Monday, September 14, 2015

Primrose Bay

Some quality new sandstone problems from Hamish Fraser near Cummingston:

Monday, August 17, 2015

Submerged Bouldering

Fancy bouldering underwater, floating up holds? Try 'The Ark' blocs at Loch Arklet, beside the Stronachlachlar boulders. Usually submerged, they emerge clean and smooth and rippled in late summer, when the thirsts of Glaswegians drain this feeder loch enough to reveal a pair of conjoined blocs. There are a few nice sit starts on perfect schist, with a tough wee roof on 'The Arklet'. Being 3 minutes from the road, they are a perfect summer's picnic venue, with often a breeze rippling the loch to keep the midges to the higher blocs in the bracken up at An Garadh.

Monday, August 10, 2015

Summer Bouldering on the Scottish coast

Escaping to the coast has been the only bouldering option in the summer heat, especially in a summer where the bracken seems to have gone Jurassic. The first video shows the excellent 'Wind Oyster' boulder problem on Gigha, and the second video is of the fine little Pinbain pinnacle at Girvan.
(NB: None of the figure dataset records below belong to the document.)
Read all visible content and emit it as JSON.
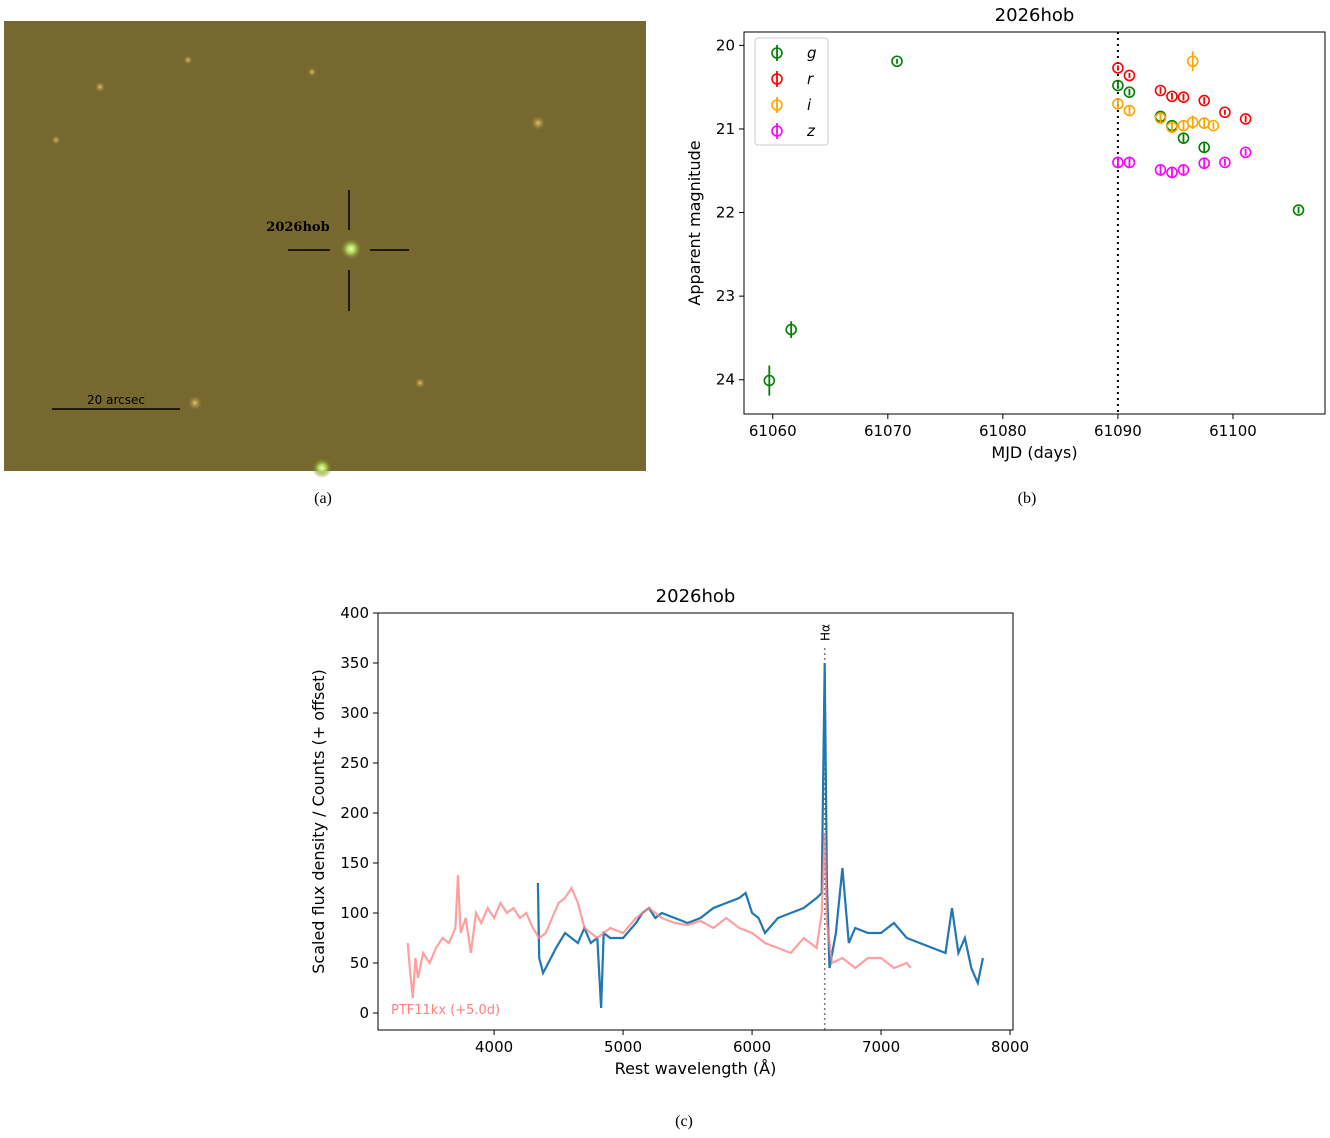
{
  "image": {
    "label": "2026hob",
    "scale_label": "20 arcsec",
    "caption": "(a)"
  },
  "chart_data": [
    {
      "type": "scatter",
      "title": "2026hob",
      "xlabel": "MJD (days)",
      "ylabel": "Apparent magnitude",
      "caption": "(b)",
      "xlim": [
        61057.5,
        61108.0
      ],
      "ylim": [
        24.41,
        19.84
      ],
      "xticks": [
        61060,
        61070,
        61080,
        61090,
        61100
      ],
      "yticks": [
        20,
        21,
        22,
        23,
        24
      ],
      "vline": 61090,
      "legend": "upper left",
      "series": [
        {
          "name": "g",
          "color": "#008000",
          "x": [
            61059.7,
            61061.6,
            61070.8,
            61090,
            61091,
            61093.7,
            61094.7,
            61095.7,
            61097.5,
            61105.7
          ],
          "values": [
            24.01,
            23.4,
            20.19,
            20.48,
            20.56,
            20.85,
            20.96,
            21.11,
            21.22,
            21.97
          ],
          "errors": [
            0.18,
            0.1,
            0.03,
            0.04,
            0.04,
            0.04,
            0.05,
            0.05,
            0.05,
            0.04
          ]
        },
        {
          "name": "r",
          "color": "#ff0000",
          "x": [
            61090,
            61091,
            61093.7,
            61094.7,
            61095.7,
            61097.5,
            61099.3,
            61101.1
          ],
          "values": [
            20.27,
            20.36,
            20.54,
            20.61,
            20.62,
            20.66,
            20.8,
            20.88
          ],
          "errors": [
            0.03,
            0.03,
            0.04,
            0.04,
            0.04,
            0.04,
            0.03,
            0.04
          ]
        },
        {
          "name": "i",
          "color": "#ffa500",
          "x": [
            61090,
            61091,
            61093.7,
            61094.7,
            61095.7,
            61096.5,
            61096.5,
            61097.5,
            61098.3
          ],
          "values": [
            20.7,
            20.78,
            20.87,
            20.98,
            20.96,
            20.19,
            20.92,
            20.93,
            20.96
          ],
          "errors": [
            0.05,
            0.05,
            0.05,
            0.06,
            0.06,
            0.12,
            0.08,
            0.06,
            0.04
          ]
        },
        {
          "name": "z",
          "color": "#ff00ff",
          "x": [
            61090,
            61091,
            61093.7,
            61094.7,
            61095.7,
            61097.5,
            61099.3,
            61101.1
          ],
          "values": [
            21.4,
            21.4,
            21.49,
            21.52,
            21.49,
            21.41,
            21.4,
            21.28
          ],
          "errors": [
            0.07,
            0.07,
            0.07,
            0.07,
            0.07,
            0.07,
            0.04,
            0.04
          ]
        }
      ]
    },
    {
      "type": "line",
      "title": "2026hob",
      "xlabel": "Rest wavelength (Å)",
      "ylabel": "Scaled flux density / Counts (+ offset)",
      "caption": "(c)",
      "xlim": [
        3100,
        8023
      ],
      "ylim": [
        -17,
        400
      ],
      "xticks": [
        4000,
        5000,
        6000,
        7000,
        8000
      ],
      "yticks": [
        0,
        50,
        100,
        150,
        200,
        250,
        300,
        350,
        400
      ],
      "annotation": {
        "x": 6563,
        "label": "Hα"
      },
      "series": [
        {
          "color": "#1f77b4",
          "x": [
            4340,
            4350,
            4380,
            4420,
            4480,
            4550,
            4600,
            4650,
            4700,
            4750,
            4800,
            4830,
            4850,
            4900,
            5000,
            5100,
            5150,
            5200,
            5250,
            5300,
            5400,
            5500,
            5600,
            5700,
            5800,
            5900,
            5950,
            6000,
            6050,
            6100,
            6200,
            6300,
            6400,
            6500,
            6540,
            6563,
            6580,
            6600,
            6650,
            6700,
            6750,
            6800,
            6900,
            7000,
            7100,
            7200,
            7300,
            7400,
            7500,
            7550,
            7600,
            7650,
            7700,
            7750,
            7790
          ],
          "values": [
            130,
            55,
            40,
            50,
            65,
            80,
            75,
            70,
            85,
            70,
            75,
            5,
            80,
            75,
            75,
            90,
            100,
            105,
            95,
            100,
            95,
            90,
            95,
            105,
            110,
            115,
            120,
            100,
            95,
            80,
            95,
            100,
            105,
            115,
            120,
            350,
            130,
            45,
            80,
            145,
            70,
            85,
            80,
            80,
            90,
            75,
            70,
            65,
            60,
            105,
            60,
            75,
            45,
            30,
            55
          ]
        },
        {
          "name": "PTF11kx (+5.0d)",
          "color": "#ff8080",
          "x": [
            3330,
            3350,
            3370,
            3390,
            3410,
            3450,
            3500,
            3550,
            3600,
            3650,
            3700,
            3720,
            3740,
            3780,
            3820,
            3860,
            3900,
            3950,
            4000,
            4050,
            4100,
            4150,
            4200,
            4250,
            4300,
            4350,
            4400,
            4450,
            4500,
            4550,
            4600,
            4650,
            4700,
            4750,
            4800,
            4850,
            4900,
            5000,
            5100,
            5200,
            5300,
            5400,
            5500,
            5600,
            5700,
            5800,
            5900,
            6000,
            6100,
            6200,
            6300,
            6400,
            6500,
            6540,
            6563,
            6580,
            6620,
            6700,
            6800,
            6900,
            7000,
            7100,
            7200,
            7230
          ],
          "values": [
            70,
            40,
            15,
            55,
            35,
            60,
            50,
            65,
            75,
            70,
            85,
            138,
            80,
            95,
            60,
            100,
            90,
            105,
            95,
            110,
            100,
            105,
            95,
            100,
            85,
            75,
            80,
            95,
            110,
            115,
            125,
            110,
            85,
            80,
            75,
            80,
            85,
            80,
            95,
            105,
            95,
            90,
            88,
            92,
            85,
            95,
            85,
            80,
            70,
            65,
            60,
            75,
            65,
            100,
            180,
            90,
            50,
            55,
            45,
            55,
            55,
            45,
            50,
            45
          ]
        }
      ]
    }
  ]
}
Good news for those new to bouldering in Scotland - the third edition of the guide is well under way and we hope to have it available by early 2016. These two new venues feature in it, amongst about 150 other venues. It's almost impossible keeping up with all the localised developments and this will be the last gazetteer of Scottish bouldering before it goes entirely fractal and into area guides, so email me your venue information if you want it featured >>>

Sunday, April 26, 2015

Cochno Stones: Archaeology and Bouldering

High above the residential northern shores of the Clyde is a strip of sandstone geology outcropping all the way to Craigmaddie Muir in the east. It lies hidden under a mossy understorey mostly, and varies in consistency and quality, but was once the attention of neolithic archaeologists, until they had to bury what is one of Scotland's greatest rock-art sites.The 'Cochno Stone' was uncovered by the Rev James Harvey in 1887 on open land near what is now the Faifley housing estate. It is covered with dozens of cup and ring marks, grooved spirals, along with a ringed cross and a pair of four-toed feet. It was briefly a chalked-in tourist attraction until it was buried to prevent vandalism in 1964.

Rock-art these days is a kinaesthetic thing, recorded as bouldering on photo-video networks, rather than pecked out on rock plinths. I've always like the connection between the vibrant, fluid circles and lines inscribed on the rock and the modern tracery of bouldering; there is a long connection of being in the same place, despite the different physicalities, changed rituals and contexts. Bouldering is a ritual of uncovering climbing movement, moving on in stations to the next problem, a kind of sporting religion. Every climber knows the call, the Sunday bells of unclimbed rocks...

The Cochno Stones, as I call them, are nearby crags and blocs at Auchnacraig car-park which have seen the light after a rhododendron cull. Under their mossy garb are various gritstone-like problems complete with embedded river pebbles from an ancient flood. Drying out nicely and desperate for traffic, they sit at the entrance to Auchnacraig House by the car-park for the Faifley walks. Take a brush and go make some modern rock-art!